GP2 / Interview

2016 Starts in mehreren Rennserien möglich - Rene Binder überzeugt Traditionsteam Carlin

Rene Binder ging bei den Testfahrten der GP2 in Barcelona trotz Winterpause sofort wieder ans Limit. Seine Bestzeit hätte 2015 klar zur Pole Position gereicht.

Motorsport-Magazin.com - Top motiviert und mit einer soliden Vorstellung bei den ersten offiziellen GP2-Testfahrten des Jahres im spanischen Montmelo ist Rene Binder aus seiner Winterpause zurückgekehrt. Der 24jährige Tiroler, der auf dem Circuito de Catalunya das Fahrzeug mit der Startnummer 18 von Carlin pilotierte, konnte sich immerhin in zwei Sessions auf Platz 7 platzieren und damit nicht nur die Ingenieure des britischen Traditionsteams überzeugen...

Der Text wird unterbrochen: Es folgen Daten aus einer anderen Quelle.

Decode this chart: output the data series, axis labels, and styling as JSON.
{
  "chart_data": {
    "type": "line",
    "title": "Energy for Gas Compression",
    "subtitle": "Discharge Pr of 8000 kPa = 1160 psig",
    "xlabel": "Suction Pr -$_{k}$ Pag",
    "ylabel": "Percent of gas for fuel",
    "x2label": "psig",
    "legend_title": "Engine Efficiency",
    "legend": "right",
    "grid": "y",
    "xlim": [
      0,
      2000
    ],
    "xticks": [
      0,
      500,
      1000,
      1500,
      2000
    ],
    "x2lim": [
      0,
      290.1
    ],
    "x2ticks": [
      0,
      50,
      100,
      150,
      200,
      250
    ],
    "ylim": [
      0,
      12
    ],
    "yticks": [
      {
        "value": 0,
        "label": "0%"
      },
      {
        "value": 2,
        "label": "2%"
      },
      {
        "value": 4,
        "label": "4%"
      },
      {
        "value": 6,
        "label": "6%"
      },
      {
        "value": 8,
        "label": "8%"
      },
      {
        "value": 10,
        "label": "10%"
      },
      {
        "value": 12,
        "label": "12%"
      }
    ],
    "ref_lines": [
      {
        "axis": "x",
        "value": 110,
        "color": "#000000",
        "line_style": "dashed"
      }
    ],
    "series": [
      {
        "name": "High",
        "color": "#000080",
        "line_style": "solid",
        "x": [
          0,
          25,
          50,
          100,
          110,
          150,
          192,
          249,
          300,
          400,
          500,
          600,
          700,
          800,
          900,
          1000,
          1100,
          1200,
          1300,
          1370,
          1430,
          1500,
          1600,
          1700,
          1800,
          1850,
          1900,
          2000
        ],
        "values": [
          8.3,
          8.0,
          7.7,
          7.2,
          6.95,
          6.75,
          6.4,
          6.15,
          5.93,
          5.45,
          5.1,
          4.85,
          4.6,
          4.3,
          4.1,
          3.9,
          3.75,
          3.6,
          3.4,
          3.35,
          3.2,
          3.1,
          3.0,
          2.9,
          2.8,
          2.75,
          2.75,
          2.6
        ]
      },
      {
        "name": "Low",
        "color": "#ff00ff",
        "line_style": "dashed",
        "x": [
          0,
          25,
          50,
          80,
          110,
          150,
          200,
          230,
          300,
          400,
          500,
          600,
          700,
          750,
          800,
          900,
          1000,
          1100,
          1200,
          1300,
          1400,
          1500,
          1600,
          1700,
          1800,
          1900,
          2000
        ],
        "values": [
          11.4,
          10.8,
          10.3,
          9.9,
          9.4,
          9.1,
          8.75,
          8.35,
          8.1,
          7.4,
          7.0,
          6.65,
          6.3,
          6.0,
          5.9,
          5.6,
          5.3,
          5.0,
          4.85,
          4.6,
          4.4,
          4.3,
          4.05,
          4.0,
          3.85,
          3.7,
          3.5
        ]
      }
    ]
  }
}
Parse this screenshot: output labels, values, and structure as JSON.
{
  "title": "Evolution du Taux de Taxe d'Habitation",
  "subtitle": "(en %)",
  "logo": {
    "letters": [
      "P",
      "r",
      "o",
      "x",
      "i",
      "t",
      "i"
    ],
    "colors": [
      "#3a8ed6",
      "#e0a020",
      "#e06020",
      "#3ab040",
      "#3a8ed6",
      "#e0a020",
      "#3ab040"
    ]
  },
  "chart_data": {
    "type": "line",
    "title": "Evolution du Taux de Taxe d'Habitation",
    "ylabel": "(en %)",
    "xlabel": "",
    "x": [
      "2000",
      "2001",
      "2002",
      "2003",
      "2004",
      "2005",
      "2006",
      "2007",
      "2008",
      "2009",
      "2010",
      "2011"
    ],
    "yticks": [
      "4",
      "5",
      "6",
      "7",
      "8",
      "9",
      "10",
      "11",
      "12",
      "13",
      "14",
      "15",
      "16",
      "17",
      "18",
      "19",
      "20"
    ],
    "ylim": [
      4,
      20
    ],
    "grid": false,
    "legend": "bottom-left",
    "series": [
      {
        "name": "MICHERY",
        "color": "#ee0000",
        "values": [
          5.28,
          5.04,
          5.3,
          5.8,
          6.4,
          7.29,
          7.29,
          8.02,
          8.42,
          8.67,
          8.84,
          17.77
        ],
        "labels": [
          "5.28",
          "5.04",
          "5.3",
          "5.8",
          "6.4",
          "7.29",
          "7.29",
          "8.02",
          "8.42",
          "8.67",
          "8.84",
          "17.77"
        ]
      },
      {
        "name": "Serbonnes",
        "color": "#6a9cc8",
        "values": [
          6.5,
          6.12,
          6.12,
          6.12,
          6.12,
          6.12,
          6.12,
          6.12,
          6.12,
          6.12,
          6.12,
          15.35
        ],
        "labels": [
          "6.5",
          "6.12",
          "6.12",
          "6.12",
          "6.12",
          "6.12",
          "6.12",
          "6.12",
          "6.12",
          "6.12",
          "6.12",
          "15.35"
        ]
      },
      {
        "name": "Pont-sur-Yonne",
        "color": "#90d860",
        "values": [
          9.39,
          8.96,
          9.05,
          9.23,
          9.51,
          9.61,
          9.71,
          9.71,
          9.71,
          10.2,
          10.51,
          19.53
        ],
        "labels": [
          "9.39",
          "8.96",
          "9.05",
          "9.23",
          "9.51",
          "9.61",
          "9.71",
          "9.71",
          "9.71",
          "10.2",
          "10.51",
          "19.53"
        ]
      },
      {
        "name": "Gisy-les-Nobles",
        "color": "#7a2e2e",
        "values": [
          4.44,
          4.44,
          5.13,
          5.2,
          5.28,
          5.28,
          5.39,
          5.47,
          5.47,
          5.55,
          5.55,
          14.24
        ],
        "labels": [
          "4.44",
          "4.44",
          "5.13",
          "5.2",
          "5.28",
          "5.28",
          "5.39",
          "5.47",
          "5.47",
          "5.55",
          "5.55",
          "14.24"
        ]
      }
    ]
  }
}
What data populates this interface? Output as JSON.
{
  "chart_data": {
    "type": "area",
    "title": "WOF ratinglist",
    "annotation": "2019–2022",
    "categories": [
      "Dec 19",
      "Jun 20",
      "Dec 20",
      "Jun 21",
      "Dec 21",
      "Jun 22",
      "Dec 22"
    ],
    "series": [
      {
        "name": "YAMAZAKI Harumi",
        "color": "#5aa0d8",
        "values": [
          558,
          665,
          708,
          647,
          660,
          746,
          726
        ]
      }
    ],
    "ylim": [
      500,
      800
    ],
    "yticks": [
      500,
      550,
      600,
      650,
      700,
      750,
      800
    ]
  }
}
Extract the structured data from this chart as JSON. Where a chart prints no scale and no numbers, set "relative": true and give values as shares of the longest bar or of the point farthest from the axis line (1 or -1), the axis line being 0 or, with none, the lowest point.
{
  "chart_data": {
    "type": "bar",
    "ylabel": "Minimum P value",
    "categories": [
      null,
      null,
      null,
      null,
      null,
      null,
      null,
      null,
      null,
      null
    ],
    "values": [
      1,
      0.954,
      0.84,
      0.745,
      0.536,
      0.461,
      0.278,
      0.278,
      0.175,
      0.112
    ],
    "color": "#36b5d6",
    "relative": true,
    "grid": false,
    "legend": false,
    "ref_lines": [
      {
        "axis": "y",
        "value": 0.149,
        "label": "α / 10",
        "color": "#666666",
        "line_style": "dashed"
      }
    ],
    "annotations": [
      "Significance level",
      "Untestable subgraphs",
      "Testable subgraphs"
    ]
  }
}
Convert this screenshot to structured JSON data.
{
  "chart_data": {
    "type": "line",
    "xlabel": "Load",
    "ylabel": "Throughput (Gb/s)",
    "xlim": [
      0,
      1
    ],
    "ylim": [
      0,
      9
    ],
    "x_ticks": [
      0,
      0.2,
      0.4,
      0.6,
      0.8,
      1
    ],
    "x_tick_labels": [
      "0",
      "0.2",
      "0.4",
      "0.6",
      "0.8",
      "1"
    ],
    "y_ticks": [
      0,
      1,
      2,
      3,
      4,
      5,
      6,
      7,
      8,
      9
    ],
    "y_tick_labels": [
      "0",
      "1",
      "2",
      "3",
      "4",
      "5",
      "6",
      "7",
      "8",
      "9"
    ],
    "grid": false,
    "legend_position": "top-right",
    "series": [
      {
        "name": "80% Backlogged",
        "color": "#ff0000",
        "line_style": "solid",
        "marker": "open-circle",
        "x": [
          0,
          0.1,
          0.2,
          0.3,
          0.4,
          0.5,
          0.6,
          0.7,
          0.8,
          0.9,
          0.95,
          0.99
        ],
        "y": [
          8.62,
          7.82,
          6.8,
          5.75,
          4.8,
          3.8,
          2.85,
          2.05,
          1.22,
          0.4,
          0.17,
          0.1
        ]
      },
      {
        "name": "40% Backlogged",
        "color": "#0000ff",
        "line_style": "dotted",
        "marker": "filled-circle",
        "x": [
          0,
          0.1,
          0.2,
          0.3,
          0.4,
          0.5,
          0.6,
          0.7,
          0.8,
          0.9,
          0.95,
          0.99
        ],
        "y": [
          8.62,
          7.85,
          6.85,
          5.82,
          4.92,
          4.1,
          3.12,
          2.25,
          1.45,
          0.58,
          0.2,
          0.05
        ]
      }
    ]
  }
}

Frage: Du hast Dich in Barcelona solide in den Top-10 platziert und insbesondere in den Long Runs wieder einmal eine tadellose Leistung gezeigt...
Rene: "Man muss die Ergebnisse von Testfahrten richtig einschätzen, wobei unsere Rundenzeiten im direkten Vergleich mit denjenigen Topfahrern, die zur gleichen Zeit mit den gleichen Reifen unterwegs waren, schon konkurrenzfähig waren. Da haben sicher nicht mehr als drei, vier Zehntel gefehlt."

Ich war schon in meiner ersten fliegenden Runde am Limit.
Rene Binder

Frage: Wie schwierig war es, sich nach drei Monaten wieder an die enormen Geschwindigkeiten zu gewöhnen?
Rene: "Ich war schon in meiner ersten fliegenden Runde am Limit, das ist also überhaupt kein Problem. Vielleicht kann man es sogar mit dem Schifahren oder Schwimmen vergleichen: Wenn man es einmal gelernt hat, vergisst man es auch nicht mehr. Wobei die Rundenzeiten generell extrem schnell waren. Mit meiner Bestzeit von 1:28.240 min wäre ich 2015 noch mit einer Sekunde Vorsprung auf der Pole Position gestanden."

Frage: Ähnlich dominant wie Mercedes in der Formel 1 war im Vorjahr das französische ART Team in der GP2 Serie. Und das, obwohl die Autos grundsätzlich baugleich sind...
Rene: "In der GP2 wird generell auf einem sehr hohen Niveau gearbeitet aber ART, DAMS und auch Neuzugang Prema, hinter denen der kanadische Milliardär, Lance Stroll, steht, fahren vom Aufwand her noch einmal in einer anderen Liga. Wenn man dort dann noch ein Supertalent wie Stoffel Vandoorne platziert, kommt das heraus, was wir 2015 erlebt haben. Das Traurige ist nur, dass Stoffel trotz seines überlegenen Meistertitels kein Cockpit in der Formel 1 bekommen hat. Darüber darf man gar nicht erst nachdenken, aber es kann nur mit Politik zu tun gehabt haben."

Frage: Du hast Dir in diesem Winter auffallend viel Zeit mit Deiner Zukunftsentscheidung gelassen. Sind die Würfel nach dem erfolgreichen Test mit Carlin jetzt endgültig in Richtung GP2 Serie gefallen?
Rene: "Warten wir einmal ab: Ich möchte zwar weiterhin Rennen in der GP2 fahren, aber es gibt auch Alternativen. Vielleicht fahre ich am Ende sogar in mehreren Serien."